Selon EJF, qui a interrogé plus de 100 travailleurs de la pêche, les dauphins ont été capturés et nourris aux membres d’équipage chinois tandis que les ailerons de requin étaient cachés parmi des cartons de nouilles instantanées et cachés dans des congélateurs cachés.

Les pêcheurs indonésiens ont également décrit des passages à tabac fréquents aux mains des capitaines chinois et des membres supérieurs de l’équipage. Les travailleurs vivaient dans la misère et étaient nourris avec des aliments périmés. Ils ont souvent été forcés de travailler pendant des jours entiers, pour ensuite subir des retenues sur salaire inexpliquées et des salaires volés par des agents de placement indonésiens corrompus.

Une critique majeure du gouvernement chinois est le niveau élevé des subventions de l’État – estimé à 7,2 milliards de dollars par an ces dernières années – maintenant à flot une industrie qui autrement ne serait pas rentable.

Le ministère chinois de l’agriculture et des affaires rurales n’a pas répondu aux questions.

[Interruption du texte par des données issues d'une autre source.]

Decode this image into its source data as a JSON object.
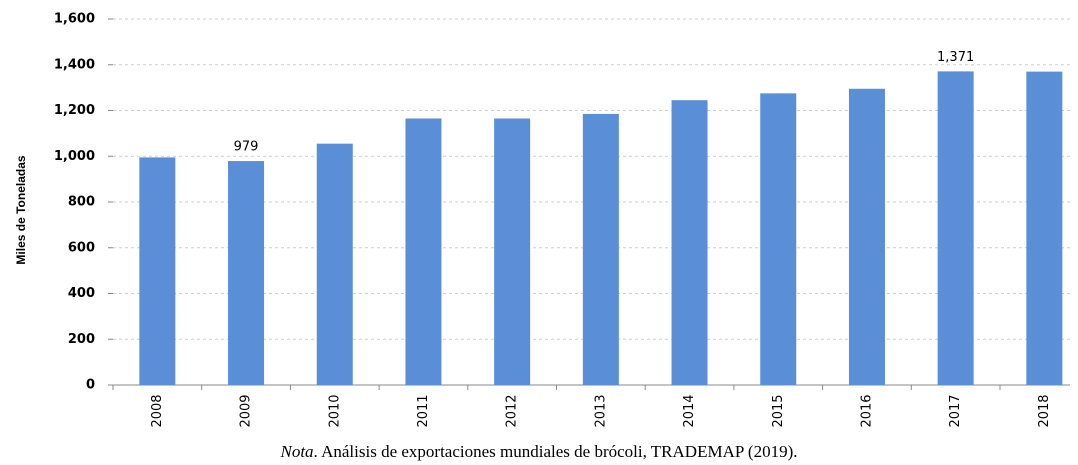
{
  "chart_data": {
    "type": "bar",
    "y_label": "Miles de Toneladas",
    "categories": [
      "2008",
      "2009",
      "2010",
      "2011",
      "2012",
      "2013",
      "2014",
      "2015",
      "2016",
      "2017",
      "2018"
    ],
    "values": [
      995,
      979,
      1055,
      1165,
      1165,
      1185,
      1245,
      1275,
      1295,
      1371,
      1370
    ],
    "value_labels": [
      null,
      "979",
      null,
      null,
      null,
      null,
      null,
      null,
      null,
      "1,371",
      null
    ],
    "color": "#5a8fd8",
    "ylim": [
      0,
      1600
    ],
    "yticks": [
      0,
      200,
      400,
      600,
      800,
      {
        "value": 1000,
        "label": "1,000"
      },
      {
        "value": 1200,
        "label": "1,200"
      },
      {
        "value": 1400,
        "label": "1,400"
      },
      {
        "value": 1600,
        "label": "1,600"
      }
    ],
    "grid": true,
    "caption": {
      "lead": "Nota",
      "text": ". Análisis de exportaciones mundiales de brócoli, TRADEMAP (2019)."
    }
  }
}
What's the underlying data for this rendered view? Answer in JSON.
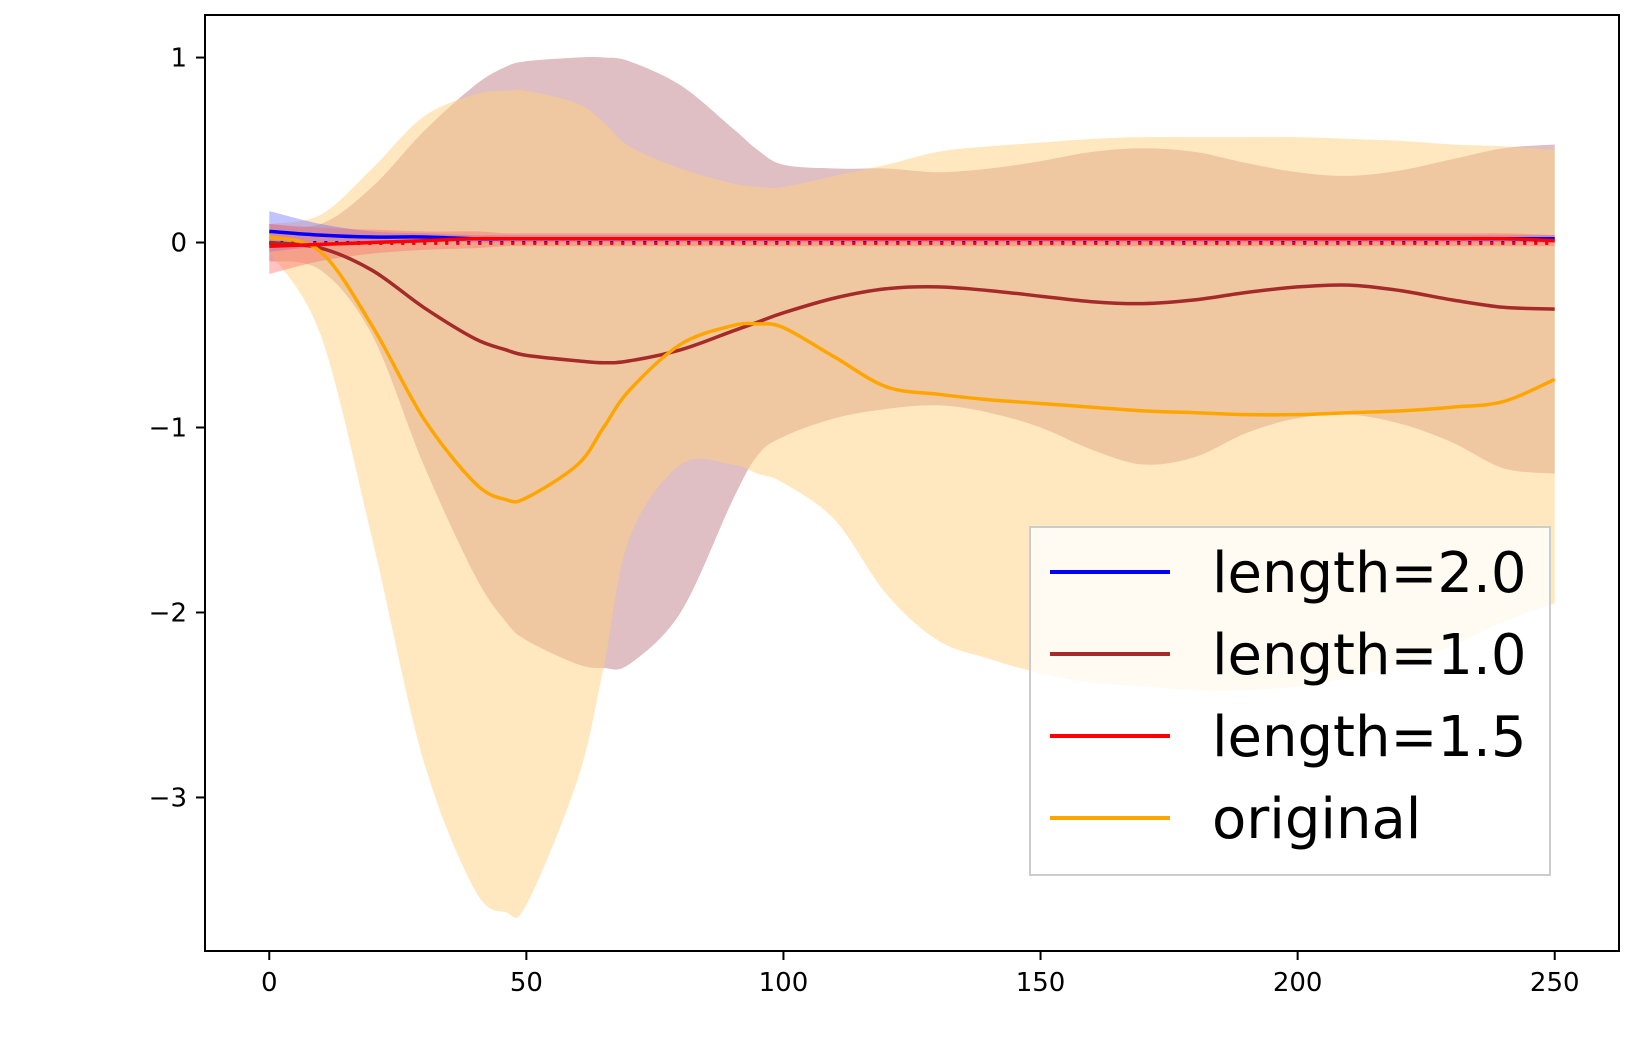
{
  "chart_data": {
    "type": "line",
    "title": "",
    "xlabel": "",
    "ylabel": "",
    "xlim": [
      -12.5,
      262.5
    ],
    "ylim": [
      -3.83,
      1.23
    ],
    "xticks": [
      0,
      50,
      100,
      150,
      200,
      250
    ],
    "yticks": [
      1,
      0,
      -1,
      -2,
      -3
    ],
    "xtick_labels": [
      "0",
      "50",
      "100",
      "150",
      "200",
      "250"
    ],
    "ytick_labels": [
      "1",
      "0",
      "−1",
      "−2",
      "−3"
    ],
    "grid": false,
    "legend_position": "lower-right",
    "x": [
      0,
      10,
      20,
      30,
      40,
      46,
      50,
      60,
      65,
      70,
      80,
      90,
      95,
      100,
      110,
      120,
      130,
      140,
      150,
      160,
      170,
      180,
      190,
      200,
      210,
      220,
      230,
      240,
      250
    ],
    "series": [
      {
        "name": "length=2.0",
        "color": "#0000ff",
        "band_color": "#6666ff",
        "mean": [
          0.06,
          0.04,
          0.03,
          0.03,
          0.02,
          0.02,
          0.02,
          0.02,
          0.02,
          0.02,
          0.02,
          0.02,
          0.02,
          0.02,
          0.02,
          0.02,
          0.02,
          0.02,
          0.02,
          0.02,
          0.02,
          0.02,
          0.02,
          0.02,
          0.02,
          0.02,
          0.02,
          0.02,
          0.02
        ],
        "upper": [
          0.17,
          0.1,
          0.06,
          0.05,
          0.04,
          0.04,
          0.04,
          0.04,
          0.04,
          0.04,
          0.04,
          0.04,
          0.04,
          0.04,
          0.04,
          0.04,
          0.04,
          0.04,
          0.04,
          0.04,
          0.04,
          0.04,
          0.04,
          0.04,
          0.04,
          0.04,
          0.04,
          0.04,
          0.04
        ],
        "lower": [
          -0.05,
          -0.02,
          0.0,
          0.01,
          0.0,
          0.0,
          0.0,
          0.0,
          0.0,
          0.0,
          0.0,
          0.0,
          0.0,
          0.0,
          0.0,
          0.0,
          0.0,
          0.0,
          0.0,
          0.0,
          0.0,
          0.0,
          0.0,
          0.0,
          0.0,
          0.0,
          0.0,
          0.0,
          0.0
        ]
      },
      {
        "name": "length=1.0",
        "color": "#a52a2a",
        "band_color": "#b0606a",
        "mean": [
          0.0,
          -0.03,
          -0.15,
          -0.35,
          -0.52,
          -0.58,
          -0.61,
          -0.64,
          -0.65,
          -0.64,
          -0.58,
          -0.48,
          -0.43,
          -0.38,
          -0.3,
          -0.25,
          -0.24,
          -0.26,
          -0.29,
          -0.32,
          -0.33,
          -0.31,
          -0.27,
          -0.24,
          -0.23,
          -0.26,
          -0.31,
          -0.35,
          -0.36
        ],
        "upper": [
          0.1,
          0.1,
          0.3,
          0.6,
          0.85,
          0.95,
          0.98,
          1.0,
          1.0,
          0.98,
          0.85,
          0.62,
          0.5,
          0.42,
          0.4,
          0.4,
          0.38,
          0.4,
          0.44,
          0.49,
          0.51,
          0.49,
          0.43,
          0.38,
          0.36,
          0.39,
          0.45,
          0.51,
          0.53
        ],
        "lower": [
          -0.1,
          -0.15,
          -0.5,
          -1.2,
          -1.8,
          -2.05,
          -2.15,
          -2.28,
          -2.3,
          -2.28,
          -2.0,
          -1.4,
          -1.15,
          -1.05,
          -0.95,
          -0.9,
          -0.88,
          -0.92,
          -1.0,
          -1.12,
          -1.2,
          -1.16,
          -1.03,
          -0.95,
          -0.93,
          -0.98,
          -1.08,
          -1.22,
          -1.25
        ]
      },
      {
        "name": "length=1.5",
        "color": "#ff0000",
        "band_color": "#ff6666",
        "mean": [
          -0.02,
          -0.01,
          0.0,
          0.01,
          0.02,
          0.02,
          0.02,
          0.02,
          0.02,
          0.02,
          0.02,
          0.02,
          0.02,
          0.02,
          0.02,
          0.02,
          0.02,
          0.02,
          0.02,
          0.02,
          0.02,
          0.02,
          0.02,
          0.02,
          0.02,
          0.02,
          0.02,
          0.02,
          0.01
        ],
        "upper": [
          0.1,
          0.08,
          0.07,
          0.06,
          0.06,
          0.05,
          0.05,
          0.05,
          0.05,
          0.05,
          0.05,
          0.05,
          0.05,
          0.05,
          0.05,
          0.05,
          0.05,
          0.05,
          0.05,
          0.05,
          0.05,
          0.05,
          0.05,
          0.05,
          0.05,
          0.05,
          0.05,
          0.05,
          0.04
        ],
        "lower": [
          -0.17,
          -0.1,
          -0.06,
          -0.04,
          -0.03,
          -0.02,
          -0.02,
          -0.02,
          -0.02,
          -0.02,
          -0.02,
          -0.02,
          -0.02,
          -0.02,
          -0.02,
          -0.02,
          -0.02,
          -0.02,
          -0.02,
          -0.02,
          -0.02,
          -0.02,
          -0.02,
          -0.02,
          -0.02,
          -0.02,
          -0.02,
          -0.02,
          -0.02
        ]
      },
      {
        "name": "original",
        "color": "#ffa500",
        "band_color": "#ffd27f",
        "mean": [
          0.03,
          -0.05,
          -0.45,
          -0.95,
          -1.3,
          -1.39,
          -1.38,
          -1.2,
          -1.0,
          -0.8,
          -0.55,
          -0.45,
          -0.44,
          -0.46,
          -0.62,
          -0.78,
          -0.82,
          -0.85,
          -0.87,
          -0.89,
          -0.91,
          -0.92,
          -0.93,
          -0.93,
          -0.92,
          -0.91,
          -0.89,
          -0.86,
          -0.74
        ],
        "upper": [
          0.1,
          0.15,
          0.4,
          0.68,
          0.8,
          0.82,
          0.82,
          0.75,
          0.65,
          0.52,
          0.4,
          0.32,
          0.3,
          0.3,
          0.36,
          0.42,
          0.49,
          0.52,
          0.54,
          0.56,
          0.57,
          0.57,
          0.57,
          0.57,
          0.56,
          0.55,
          0.53,
          0.52,
          0.5
        ],
        "lower": [
          -0.05,
          -0.5,
          -1.6,
          -2.8,
          -3.5,
          -3.62,
          -3.58,
          -2.9,
          -2.3,
          -1.6,
          -1.2,
          -1.2,
          -1.25,
          -1.3,
          -1.5,
          -1.9,
          -2.15,
          -2.25,
          -2.33,
          -2.38,
          -2.4,
          -2.42,
          -2.42,
          -2.4,
          -2.35,
          -2.28,
          -2.18,
          -2.05,
          -1.95
        ]
      }
    ],
    "legend_order": [
      0,
      1,
      2,
      3
    ],
    "dotted_lines": [
      {
        "color": "#0000ff",
        "y": 0.0
      },
      {
        "color": "#ff0000",
        "y": 0.0
      }
    ]
  }
}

Steve Trent, fondateur et directeur général de l’EJF, a appelé à une pression internationale sur Pékin et sur les décideurs politiques et les entreprises pour réformer la gouvernance mondiale de la pêche et améliorer la transparence des prises mondiales.

« Il ne s’agit pas d’une géographie ou d’une juridiction, mais de plusieurs, principalement dans le monde en développement. Il ne s’agit pas d’un seul navire, mais de nombreux navires, bien souvent la majorité, qui pêchent illégalement, qui ont clairement documenté des violations des droits de l’homme et qui déguisent la véritable nature de leurs opérations », a déclaré Trent.

Selon le rapport de l’EJF, les problèmes sont parmi les plus aigus en Afrique de l’Ouest, où les chalutiers chinois capturent environ 2,35 millions de tonnes de poisson, d’une valeur supérieure à 5 milliards de dollars, chaque année.

«Ce sont d’énormes sommes d’argent qui peuvent être mal payées. Les personnes touchées, comme c’est si souvent le cas, sont principalement les communautés côtières pauvres », a déclaré Trent. “Quand le poisson est parti, ils n’ont pas d’autres moyens de subsistance, il n’y a pas d’autre moyen de nourrir leurs familles.”

Les militants ont déclaré que l’attention mondiale sur les crises environnementales avait diminué alors que les gouvernements et les consommateurs étaient plus préoccupés par la guerre en Ukraine et les effets de la crise des coronavirus.

“L’humanité a un intérêt commun à faire face à cela, mais semble réticente ou incapable de le faire”, a déclaré Trent.